Limiter la consommation de graisses (lipides), en particulier de celles dites « saturées », qui sont contenues dans les viennoiseries, les pâtisseries, les charcuteries, certains fromages.
Les lipides doivent représenter moins de 35% des apports d’énergie. Un mode de cuisson comportant peu de graisses (vapeur, grillade, papillote, au four) est à privilégier à la friture.
Il faut privilégier les huiles végétales (colza, olive, pépin de raisin, noix) et éviter d’associer deux alimets gras dans un même repas (par exemple viande grasse et fromage).Consommer suffisamment de calcium : trois produits laitiers par jour, avec des légumes et des eaux riches en calcium en complément.
Limiter les aliments sucrés (glucides simples) : sucre, sodas, confiseries, pâtisseries, desserts sucrés.
Limiter les boissons alcoolisées à deux verres par jour pour les femmes et trois pour les hommes.
Eviter de manger trop salé.
Les quantités doivent être adaptées aux besoins en énergie, qui varient d’une personne à l’autre, en fonction de son sexe, de son poids, de son âge et de son niveau d’activité physique.
Bouger plus
Bouger plus est tout aussi important que manger mieux. L’activité physique aide en effet à équilibrer la balance entre les apports alimentaires et les dépenses d’énergie en augmentant ces dernières.
L’activité physique a donc un effet positif sur le poids.
L’activité physique améliore le profil lipidique sanguin en augmentant les bonnes graisses (HDL-cholestérol) et en abaissant les taux de triglycérides (2).
L’activité physique diminue le risque de survenue d’un diabète de type 2 et améliore la sensibilité du muscle aux sucres (3).
Ce faisant, L’activité physique protège des maladies cardiovasculaires. Cela a été démontré par plusieurs études, comme la Nurses’ Health Study.L’activité physique améliore aussi le bien-être psychologique et la résistance au stress.
Pour qu’il soit bénéfique, l’exercice physique doit être le plus régulier possible. Le PNNS recommande au moins une demi-heure d’activité physique modérée par jour, c’est-à-dire qui fait respirer un peu plus vite mais n’empêche pas de parler.
C’est l’équivalent de 30 minutes de marche rapide, à une vitesse de 4 à 6 km par heure sur terrain plat. 30 minutes de marche correspondent à peu près à 10 000 pas, qui peuvent être comptés avec un podomètre. Entre 3 000 et 6 000 pas, l’activité physique est faible. A moins de 3 000 pas, l’inactivité est importante.
Ces 30 minutes peuvent être fractionnées en plusieurs fois.

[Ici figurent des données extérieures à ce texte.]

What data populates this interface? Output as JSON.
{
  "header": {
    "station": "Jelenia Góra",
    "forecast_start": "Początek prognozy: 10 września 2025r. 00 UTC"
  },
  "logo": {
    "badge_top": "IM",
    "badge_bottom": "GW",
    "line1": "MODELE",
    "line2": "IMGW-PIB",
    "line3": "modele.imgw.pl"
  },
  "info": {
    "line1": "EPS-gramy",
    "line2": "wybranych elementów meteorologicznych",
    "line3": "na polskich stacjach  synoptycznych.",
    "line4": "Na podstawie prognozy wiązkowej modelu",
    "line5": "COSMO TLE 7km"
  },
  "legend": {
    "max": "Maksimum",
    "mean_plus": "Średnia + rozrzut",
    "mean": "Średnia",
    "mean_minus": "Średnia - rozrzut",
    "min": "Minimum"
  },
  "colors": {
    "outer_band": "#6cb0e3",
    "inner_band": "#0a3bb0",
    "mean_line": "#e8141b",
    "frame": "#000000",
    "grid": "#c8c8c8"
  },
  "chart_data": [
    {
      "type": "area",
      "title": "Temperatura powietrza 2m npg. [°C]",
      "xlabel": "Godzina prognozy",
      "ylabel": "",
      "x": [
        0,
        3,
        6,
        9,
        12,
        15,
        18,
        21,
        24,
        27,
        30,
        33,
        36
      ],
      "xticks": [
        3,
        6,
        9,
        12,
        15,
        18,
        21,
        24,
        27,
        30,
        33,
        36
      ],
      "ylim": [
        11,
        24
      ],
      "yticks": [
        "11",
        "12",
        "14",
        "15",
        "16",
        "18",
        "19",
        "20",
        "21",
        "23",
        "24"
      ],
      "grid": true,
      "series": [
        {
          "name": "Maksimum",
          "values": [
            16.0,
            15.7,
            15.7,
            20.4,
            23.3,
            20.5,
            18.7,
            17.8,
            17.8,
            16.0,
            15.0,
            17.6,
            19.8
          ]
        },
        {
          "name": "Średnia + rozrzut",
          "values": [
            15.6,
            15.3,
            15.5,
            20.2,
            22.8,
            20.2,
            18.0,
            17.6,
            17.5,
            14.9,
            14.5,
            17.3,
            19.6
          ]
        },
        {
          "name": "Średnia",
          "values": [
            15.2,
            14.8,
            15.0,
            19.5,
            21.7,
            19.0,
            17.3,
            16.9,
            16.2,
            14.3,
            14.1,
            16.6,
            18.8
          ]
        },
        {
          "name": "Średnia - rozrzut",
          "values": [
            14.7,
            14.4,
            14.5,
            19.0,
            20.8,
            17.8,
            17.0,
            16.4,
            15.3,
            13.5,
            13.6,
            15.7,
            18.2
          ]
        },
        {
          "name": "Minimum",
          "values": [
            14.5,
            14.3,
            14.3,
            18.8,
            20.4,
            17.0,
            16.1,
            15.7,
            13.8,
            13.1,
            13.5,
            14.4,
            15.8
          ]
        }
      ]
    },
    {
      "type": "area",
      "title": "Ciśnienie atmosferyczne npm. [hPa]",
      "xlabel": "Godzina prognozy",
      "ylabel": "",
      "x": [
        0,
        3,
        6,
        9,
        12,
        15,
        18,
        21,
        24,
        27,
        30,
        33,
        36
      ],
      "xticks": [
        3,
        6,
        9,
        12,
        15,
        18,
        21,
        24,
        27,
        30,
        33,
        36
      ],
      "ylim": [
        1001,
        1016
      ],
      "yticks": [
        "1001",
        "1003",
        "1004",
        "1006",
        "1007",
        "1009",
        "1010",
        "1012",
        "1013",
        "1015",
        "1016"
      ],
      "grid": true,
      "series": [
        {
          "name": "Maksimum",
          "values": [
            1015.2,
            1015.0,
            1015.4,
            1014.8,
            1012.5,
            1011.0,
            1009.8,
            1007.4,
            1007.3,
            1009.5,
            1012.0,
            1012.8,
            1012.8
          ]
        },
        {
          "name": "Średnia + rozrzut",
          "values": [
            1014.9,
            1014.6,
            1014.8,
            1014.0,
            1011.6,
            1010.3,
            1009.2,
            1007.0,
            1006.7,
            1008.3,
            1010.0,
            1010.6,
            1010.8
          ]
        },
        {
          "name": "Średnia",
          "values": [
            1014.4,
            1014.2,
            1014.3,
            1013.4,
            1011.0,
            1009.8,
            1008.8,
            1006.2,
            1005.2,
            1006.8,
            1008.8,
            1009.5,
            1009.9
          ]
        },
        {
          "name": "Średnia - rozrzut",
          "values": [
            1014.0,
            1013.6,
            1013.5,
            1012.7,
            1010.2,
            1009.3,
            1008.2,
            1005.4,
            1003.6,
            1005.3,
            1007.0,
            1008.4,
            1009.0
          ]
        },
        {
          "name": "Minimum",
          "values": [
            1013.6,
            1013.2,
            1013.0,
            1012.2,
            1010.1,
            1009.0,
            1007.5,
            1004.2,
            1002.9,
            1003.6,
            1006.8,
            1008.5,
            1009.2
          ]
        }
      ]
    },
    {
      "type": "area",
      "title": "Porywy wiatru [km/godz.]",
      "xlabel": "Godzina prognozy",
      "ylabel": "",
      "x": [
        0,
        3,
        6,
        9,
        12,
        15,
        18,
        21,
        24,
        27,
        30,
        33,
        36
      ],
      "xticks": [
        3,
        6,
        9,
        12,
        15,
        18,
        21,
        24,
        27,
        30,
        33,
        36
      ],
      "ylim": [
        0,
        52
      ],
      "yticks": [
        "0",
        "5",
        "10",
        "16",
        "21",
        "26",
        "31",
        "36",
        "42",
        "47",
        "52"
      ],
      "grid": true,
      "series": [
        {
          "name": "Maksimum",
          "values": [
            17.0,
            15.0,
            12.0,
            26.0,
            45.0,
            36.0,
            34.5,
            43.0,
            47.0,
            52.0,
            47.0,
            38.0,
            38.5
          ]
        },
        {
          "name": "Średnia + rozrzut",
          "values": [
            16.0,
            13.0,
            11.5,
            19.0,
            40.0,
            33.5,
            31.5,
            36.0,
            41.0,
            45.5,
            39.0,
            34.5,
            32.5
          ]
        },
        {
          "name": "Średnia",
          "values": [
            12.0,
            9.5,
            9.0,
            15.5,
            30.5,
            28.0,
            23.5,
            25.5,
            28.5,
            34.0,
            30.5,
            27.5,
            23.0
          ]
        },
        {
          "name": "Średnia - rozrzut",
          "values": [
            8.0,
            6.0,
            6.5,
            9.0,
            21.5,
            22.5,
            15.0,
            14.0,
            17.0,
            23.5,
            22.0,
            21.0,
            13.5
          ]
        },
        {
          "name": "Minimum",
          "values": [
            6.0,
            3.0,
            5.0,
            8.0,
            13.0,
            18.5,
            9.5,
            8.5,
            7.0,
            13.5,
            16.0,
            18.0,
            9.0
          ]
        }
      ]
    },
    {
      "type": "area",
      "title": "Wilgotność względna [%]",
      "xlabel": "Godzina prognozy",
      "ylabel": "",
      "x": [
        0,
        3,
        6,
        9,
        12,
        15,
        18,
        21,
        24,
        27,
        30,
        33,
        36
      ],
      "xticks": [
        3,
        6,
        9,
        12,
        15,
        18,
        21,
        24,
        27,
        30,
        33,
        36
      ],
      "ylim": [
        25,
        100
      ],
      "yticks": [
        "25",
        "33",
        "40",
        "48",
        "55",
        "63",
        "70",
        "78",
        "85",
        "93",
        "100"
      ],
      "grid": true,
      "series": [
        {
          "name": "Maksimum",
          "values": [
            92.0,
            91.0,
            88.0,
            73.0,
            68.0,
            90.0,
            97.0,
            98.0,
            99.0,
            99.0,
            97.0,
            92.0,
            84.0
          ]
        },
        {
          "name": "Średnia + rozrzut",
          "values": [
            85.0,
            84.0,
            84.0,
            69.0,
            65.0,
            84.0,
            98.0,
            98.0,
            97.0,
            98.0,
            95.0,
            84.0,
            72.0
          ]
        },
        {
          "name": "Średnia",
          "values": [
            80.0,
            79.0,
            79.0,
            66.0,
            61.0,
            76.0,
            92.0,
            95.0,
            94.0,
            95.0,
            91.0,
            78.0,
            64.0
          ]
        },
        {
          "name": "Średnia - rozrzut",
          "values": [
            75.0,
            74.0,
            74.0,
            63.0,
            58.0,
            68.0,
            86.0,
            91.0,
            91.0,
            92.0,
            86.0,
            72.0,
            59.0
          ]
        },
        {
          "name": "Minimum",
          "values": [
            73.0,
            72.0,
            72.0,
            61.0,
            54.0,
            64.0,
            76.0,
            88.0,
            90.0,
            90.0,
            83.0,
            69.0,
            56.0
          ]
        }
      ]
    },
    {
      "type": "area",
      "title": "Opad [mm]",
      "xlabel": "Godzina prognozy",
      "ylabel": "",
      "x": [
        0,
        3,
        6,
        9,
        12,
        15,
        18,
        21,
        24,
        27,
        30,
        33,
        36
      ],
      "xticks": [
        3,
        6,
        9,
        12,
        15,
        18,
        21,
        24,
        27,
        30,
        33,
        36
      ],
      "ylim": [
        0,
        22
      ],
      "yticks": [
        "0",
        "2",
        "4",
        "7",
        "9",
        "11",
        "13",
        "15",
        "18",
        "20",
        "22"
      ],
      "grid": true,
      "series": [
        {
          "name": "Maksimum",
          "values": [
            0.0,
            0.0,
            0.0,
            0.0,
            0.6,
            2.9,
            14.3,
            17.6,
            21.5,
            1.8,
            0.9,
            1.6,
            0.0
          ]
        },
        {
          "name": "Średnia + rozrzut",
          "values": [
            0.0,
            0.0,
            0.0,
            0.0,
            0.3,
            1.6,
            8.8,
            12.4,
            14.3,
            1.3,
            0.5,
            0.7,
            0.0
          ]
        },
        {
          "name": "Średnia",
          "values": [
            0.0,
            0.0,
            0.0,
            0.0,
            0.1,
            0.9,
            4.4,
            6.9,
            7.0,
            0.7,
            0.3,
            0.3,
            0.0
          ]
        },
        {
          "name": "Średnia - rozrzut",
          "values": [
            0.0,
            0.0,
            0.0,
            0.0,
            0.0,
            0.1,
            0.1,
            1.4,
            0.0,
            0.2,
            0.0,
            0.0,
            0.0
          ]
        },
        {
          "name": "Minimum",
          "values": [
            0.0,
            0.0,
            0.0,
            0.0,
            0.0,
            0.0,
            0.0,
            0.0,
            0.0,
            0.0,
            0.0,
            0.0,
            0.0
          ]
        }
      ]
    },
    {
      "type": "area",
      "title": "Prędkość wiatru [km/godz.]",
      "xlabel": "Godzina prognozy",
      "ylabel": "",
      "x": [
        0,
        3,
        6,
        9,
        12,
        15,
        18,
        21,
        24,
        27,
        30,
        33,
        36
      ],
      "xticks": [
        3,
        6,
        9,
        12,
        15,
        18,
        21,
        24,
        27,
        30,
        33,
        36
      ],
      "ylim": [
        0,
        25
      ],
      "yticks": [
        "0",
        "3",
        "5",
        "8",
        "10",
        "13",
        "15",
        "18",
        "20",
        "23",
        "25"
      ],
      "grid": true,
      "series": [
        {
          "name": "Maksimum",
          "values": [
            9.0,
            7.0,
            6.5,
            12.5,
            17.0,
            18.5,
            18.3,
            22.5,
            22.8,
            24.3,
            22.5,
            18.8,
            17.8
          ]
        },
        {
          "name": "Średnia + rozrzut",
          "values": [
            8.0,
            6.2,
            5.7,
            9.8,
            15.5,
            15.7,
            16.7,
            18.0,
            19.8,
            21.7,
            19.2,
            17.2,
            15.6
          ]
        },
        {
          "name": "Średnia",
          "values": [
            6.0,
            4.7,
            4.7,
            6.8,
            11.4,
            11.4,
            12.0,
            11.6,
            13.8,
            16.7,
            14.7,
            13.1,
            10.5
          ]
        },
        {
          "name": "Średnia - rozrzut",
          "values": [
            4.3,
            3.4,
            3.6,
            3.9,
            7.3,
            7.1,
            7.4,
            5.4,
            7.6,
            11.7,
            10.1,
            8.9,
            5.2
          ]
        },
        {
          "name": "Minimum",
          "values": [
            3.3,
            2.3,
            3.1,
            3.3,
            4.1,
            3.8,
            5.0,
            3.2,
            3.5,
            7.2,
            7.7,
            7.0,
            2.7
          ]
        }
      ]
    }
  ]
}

Néanmoins, dans la mesure du possible, il est préférable que chaque tranche soit d’au moins dix minutes.
A la place ou en plus de la marche rapide, on peut pratiquer des activités d’intensité équivalente : jardiner, faire du vélo, nager, laver la voiture, passer l’aspirateur.
20 minutes de natation rapide, de sports de combat, de tennis, de jogging, de randonnée avec dénivelés ou autres activités physiques d’intensité élevée équivalent aux 30 minutes recommandées.
Mais il faudra 45 minutes de marche lente, de bricolage, de repassage ou autre exercice d’intensité plus faible pour atteindre ce niveau d’activité.
Intensité | Exemples d'activités | Durée |
|---|---|---|
Faible | - Marche lente (4 km/h) | 45 mn |
Modérée | - Marche rapide (6km/h) | 30 mn |
Elevée | - Marche en côte, randonnée en moyenne montagne | 20 mn |
Conclusion
Il est essentiel en premier lieu suivre les conseils de votre médecin.
Il existe deux moyens efficaces de combattre : mieux se nourrir et bouger plus. Apparemment simples, ces préceptes supposent pourtant des changements de comportement profonds.
Sources
Plan national de nutrition santé, Ministère de la Santé, 2002 et 2004. www.mangerbouger.fr
Etude familiale HERITAGE, d’après Couillard C et al. Arterioscler Thromb Vasc Biol 2001 ; 21 ; 1226-32.
Roberts CK et al. Effects of exercise and diet on chronic disease. J Appl Physiol 2005 ; 98 : 3-30.